What’s “unexpected” about this film, for me, is how incredibly fun it is. I love this movie. Sure, Bilbo’s tale is presented as only a part of a bigger narrative, the movie’s moral lessons are as overt as anything in Aesop’s Fables, and it is a long movie with unnecessary scenes seemingly superfluous to the plot, but I loved all of it.

This is The Hobbit as if conceived after The Lord of the Rings, so of course Bilbo’s tale is just part of a larger one. The Hobbit: An Unexpected Journey is also a much lighter and funnier movie than its precursors, more like a fairy tale (with the moral structure of a story for small children) and less like an action adventure epic.

Finally, The Hobbit: An Unexpected Journey is most essentially a journey through a world even more fantastic than it was in the Lord of the Rings films.

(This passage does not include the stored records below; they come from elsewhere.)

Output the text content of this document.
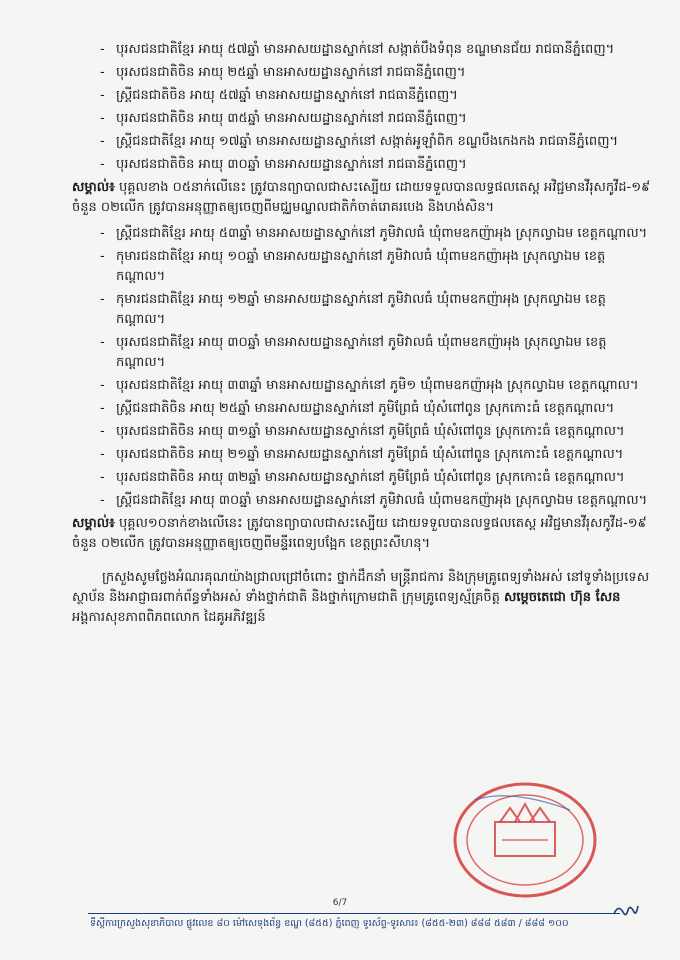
- បុរសជនជាតិខ្មែរ អាយុ ៥៧ឆ្នាំ មានអាសយដ្ឋានស្នាក់នៅ សង្កាត់បឹងទំពុន ខណ្ឌមានជ័យ រាជធានីភ្នំពេញ។
- បុរសជនជាតិចិន អាយុ ២៥ឆ្នាំ មានអាសយដ្ឋានស្នាក់នៅ រាជធានីភ្នំពេញ។
- ស្ត្រីជនជាតិចិន អាយុ ៥៧ឆ្នាំ មានអាសយដ្ឋានស្នាក់នៅ រាជធានីភ្នំពេញ។
- បុរសជនជាតិចិន អាយុ ៣៥ឆ្នាំ មានអាសយដ្ឋានស្នាក់នៅ រាជធានីភ្នំពេញ។
- ស្ត្រីជនជាតិខ្មែរ អាយុ ១៧ឆ្នាំ មានអាសយដ្ឋានស្នាក់នៅ សង្កាត់អូឡាំពិក ខណ្ឌបឹងកេងកង រាជធានីភ្នំពេញ។
- បុរសជនជាតិចិន អាយុ ៣០ឆ្នាំ មានអាសយដ្ឋានស្នាក់នៅ រាជធានីភ្នំពេញ។

សម្គាល់៖ បុគ្គលខាង ០៥នាក់លើនេះ ត្រូវបានព្យាបាលជាសះស្បើយ ដោយទទួលបានលទ្ធផលតេស្ត អវិជ្ជមានវីរុសកូវីដ-១៩ ចំនួន ០២លើក ត្រូវបានអនុញ្ញាតឲ្យចេញពីមជ្ឈមណ្ឌលជាតិកំចាត់រោគរបេង និងហង់សិន។

- ស្ត្រីជនជាតិខ្មែរ អាយុ ៥៣ឆ្នាំ មានអាសយដ្ឋានស្នាក់នៅ ភូមិវាលធំ ឃុំពាមឧកញ៉ាអុង ស្រុកល្វាឯម ខេត្តកណ្ដាល។
- កុមារជនជាតិខ្មែរ អាយុ ១០ឆ្នាំ មានអាសយដ្ឋានស្នាក់នៅ ភូមិវាលធំ ឃុំពាមឧកញ៉ាអុង ស្រុកល្វាឯម ខេត្តកណ្ដាល។
- កុមារជនជាតិខ្មែរ អាយុ ១២ឆ្នាំ មានអាសយដ្ឋានស្នាក់នៅ ភូមិវាលធំ ឃុំពាមឧកញ៉ាអុង ស្រុកល្វាឯម ខេត្តកណ្ដាល។
- បុរសជនជាតិខ្មែរ អាយុ ៣០ឆ្នាំ មានអាសយដ្ឋានស្នាក់នៅ ភូមិវាលធំ ឃុំពាមឧកញ៉ាអុង ស្រុកល្វាឯម ខេត្តកណ្ដាល។
- បុរសជនជាតិខ្មែរ អាយុ ៣៣ឆ្នាំ មានអាសយដ្ឋានស្នាក់នៅ ភូមិ១ ឃុំពាមឧកញ៉ាអុង ស្រុកល្វាឯម ខេត្តកណ្ដាល។
- ស្ត្រីជនជាតិចិន អាយុ ២៥ឆ្នាំ មានអាសយដ្ឋានស្នាក់នៅ ភូមិព្រែធំ ឃុំសំពៅពូន ស្រុកកោះធំ ខេត្តកណ្ដាល។
- បុរសជនជាតិចិន អាយុ ៣១ឆ្នាំ មានអាសយដ្ឋានស្នាក់នៅ ភូមិព្រែធំ ឃុំសំពៅពូន ស្រុកកោះធំ ខេត្តកណ្ដាល។
- បុរសជនជាតិចិន អាយុ ២១ឆ្នាំ មានអាសយដ្ឋានស្នាក់នៅ ភូមិព្រែធំ ឃុំសំពៅពូន ស្រុកកោះធំ ខេត្តកណ្ដាល។
- បុរសជនជាតិចិន អាយុ ៣២ឆ្នាំ មានអាសយដ្ឋានស្នាក់នៅ ភូមិព្រែធំ ឃុំសំពៅពូន ស្រុកកោះធំ ខេត្តកណ្ដាល។
- ស្ត្រីជនជាតិខ្មែរ អាយុ ៣០ឆ្នាំ មានអាសយដ្ឋានស្នាក់នៅ ភូមិវាលធំ ឃុំពាមឧកញ៉ាអុង ស្រុកល្វាឯម ខេត្តកណ្ដាល។

សម្គាល់៖ បុគ្គល១០នាក់ខាងលើនេះ ត្រូវបានព្យាបាលជាសះស្បើយ ដោយទទួលបានលទ្ធផលតេស្ត អវិជ្ជមានវីរុសកូវីដ-១៩ ចំនួន ០២លើក ត្រូវបានអនុញ្ញាតឲ្យចេញពីមន្ទីរពេទ្យបង្អែក ខេត្តព្រះសីហនុ។

ក្រសួងសូមថ្លែងអំណរគុណយ៉ាងជ្រាលជ្រៅចំពោះ ថ្នាក់ដឹកនាំ មន្ត្រីរាជការ និងក្រុមគ្រូពេទ្យទាំងអស់ នៅទូទាំងប្រទេស ស្ថាប័ន និងអាជ្ញាធរពាក់ព័ន្ធទាំងអស់ ទាំងថ្នាក់ជាតិ និងថ្នាក់ក្រោមជាតិ ក្រុមគ្រូពេទ្យស្ម័គ្រចិត្ត សម្តេចតេជោ ហ៊ុន សែន អង្គការសុខភាពពិភពលោក ដៃគូអភិវឌ្ឍន៍

6/7
ទីស្តីការក្រសួងសុខាភិបាល ផ្លូវលេខ ៨០ ម៉ៅសេទុងព័ន្ធ ខណ្ឌ (៨៥៥) ភ្នំពេញ ទូរស័ព្ទ-ទូរសារ៖ (៨៥៥-២៣) ៨៨៨ ៥៨៣ / ៨៨៨ ១០០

Jackson and Weta Workshop’s Middle-Earth is more detailed and immersive than any I imagined possible at the cinema, and I would gladly spend many more hours reveling in it. This is the work of near-religious devotees to their source material, not profiteering, cinematic industrialists interested only in squeezing every last dollar out of a cheaply constructed Tolkien knock-off. Give me more songs. Give me more backstories, side-stories, and “superfluous” scenes. This movie isn’t about the plot. It’s about the world in which the plot takes place, and I cannot wait to return to it for two more tours guided by Peter Jackson.

I saw The Hobbit: An Unexpected Journey as a High Frame Rate (HFR), or 48 frames per second (fps), 3-D presentation. There are two other ways to see this movie – as a 24 fps, 3-D presentation and as a 24 fps 2-D presentation. I haven’t enjoyed the 3-D movies I’ve seen, but I really enjoyed seeing this movie this way at the higher frame rate.

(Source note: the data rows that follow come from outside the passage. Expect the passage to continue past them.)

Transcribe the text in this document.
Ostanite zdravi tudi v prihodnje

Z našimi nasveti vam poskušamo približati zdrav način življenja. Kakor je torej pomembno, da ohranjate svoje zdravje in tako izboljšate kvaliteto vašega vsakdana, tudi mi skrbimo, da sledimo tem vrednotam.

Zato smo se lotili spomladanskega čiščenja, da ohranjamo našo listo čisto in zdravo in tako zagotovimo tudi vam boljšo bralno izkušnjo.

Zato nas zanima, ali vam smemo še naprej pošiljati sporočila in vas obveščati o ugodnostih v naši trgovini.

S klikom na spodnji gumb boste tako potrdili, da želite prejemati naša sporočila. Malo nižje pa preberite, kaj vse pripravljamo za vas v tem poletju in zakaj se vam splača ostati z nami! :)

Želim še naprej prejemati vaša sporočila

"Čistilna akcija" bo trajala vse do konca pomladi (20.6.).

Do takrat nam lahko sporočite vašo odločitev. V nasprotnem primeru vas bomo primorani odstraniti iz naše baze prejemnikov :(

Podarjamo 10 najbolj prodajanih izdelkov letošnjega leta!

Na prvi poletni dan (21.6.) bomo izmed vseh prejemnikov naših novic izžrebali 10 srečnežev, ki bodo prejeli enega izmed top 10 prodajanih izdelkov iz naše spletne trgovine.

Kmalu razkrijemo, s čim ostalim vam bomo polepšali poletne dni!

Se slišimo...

For the first ten minutes or so, I felt like the movie was sped up, but then I got used to it and appreciated the lack of motion blur and vast amounts of detail provided by the higher frame rate. For the first time ever, I was presented with a three dimensional cinematic image I could actually scan and search like I visually survey the real world. Jackson took full advantage of the smoothness of the image, and utilized an alarmingly mobile camera during the movie’s many chase scenes. I’m only guessing based on past experience, but I imagine that the constantly swooping camera is headache inducing at a lower frame rate. If there isn’t an HFR, 3-D presentation near you, see it in 2-D.

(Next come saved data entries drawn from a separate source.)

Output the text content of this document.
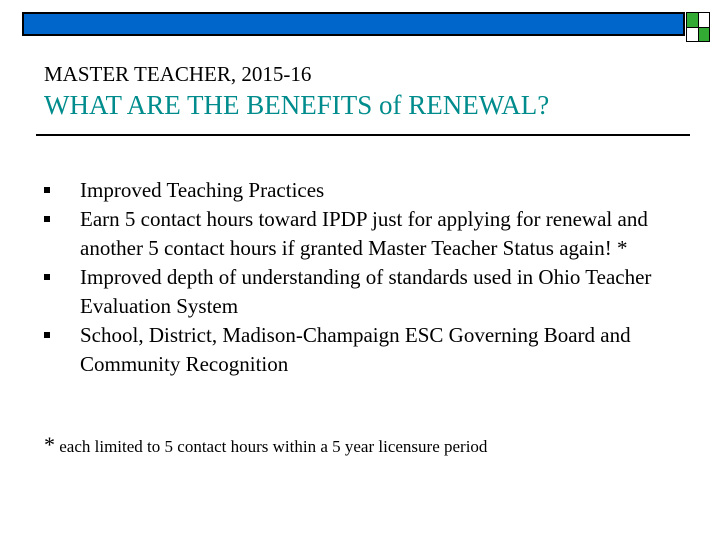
MASTER TEACHER, 2015-16
WHAT ARE THE BENEFITS of RENEWAL?
Improved Teaching Practices
Earn 5 contact hours toward IPDP just for applying for renewal and another 5 contact hours if granted Master Teacher Status again! *
Improved depth of understanding of standards used in Ohio Teacher Evaluation System
School, District, Madison-Champaign ESC Governing Board and Community Recognition
* each limited to 5 contact hours within a 5 year licensure period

There are a lot of “lessons” to be gleaned from this tale, but such is the nature of its rich source material. No doubt this movie will provide many sermon illustrations in the years to come. However, the theme that seemed more dominant to me is the one I mentioned earlier – “Adventures are good. Go on one!” By the end of this first installment in the trilogy, Bilbo has to learn to give himself fully to the adventure before him, no longer mourn the abandonment of his hobbit hole comforts, and to trust his place and importance in the company.

In the movie’s early moments, Bilbo worries over his many possessions, chastising the dwarves for roughly handling his silverware and saucers. Gandalf even asks Bilbo at one point when he became so concerned about his things and so unconcerned about the rest of the world. As Bilbo leaves his perceived abundance behind, he finds an increasingly abundant world full of more majesty, mystery, and wonder than he ever imagined. His initial “abundance” was really a lack that he had to give up to gain true treasure. That all of this takes place in one of the most visually stunning films I’ve ever seen, a film that is more resplendent as Bilbo journeys further from his possessions and deeper into the greater world, is all the more appropriate.

But as I said, that’s just one of the many precious stones one might pilfer from this dragon’s keep of a film. I can’t wait to see it again and to see its sequels in the years to come.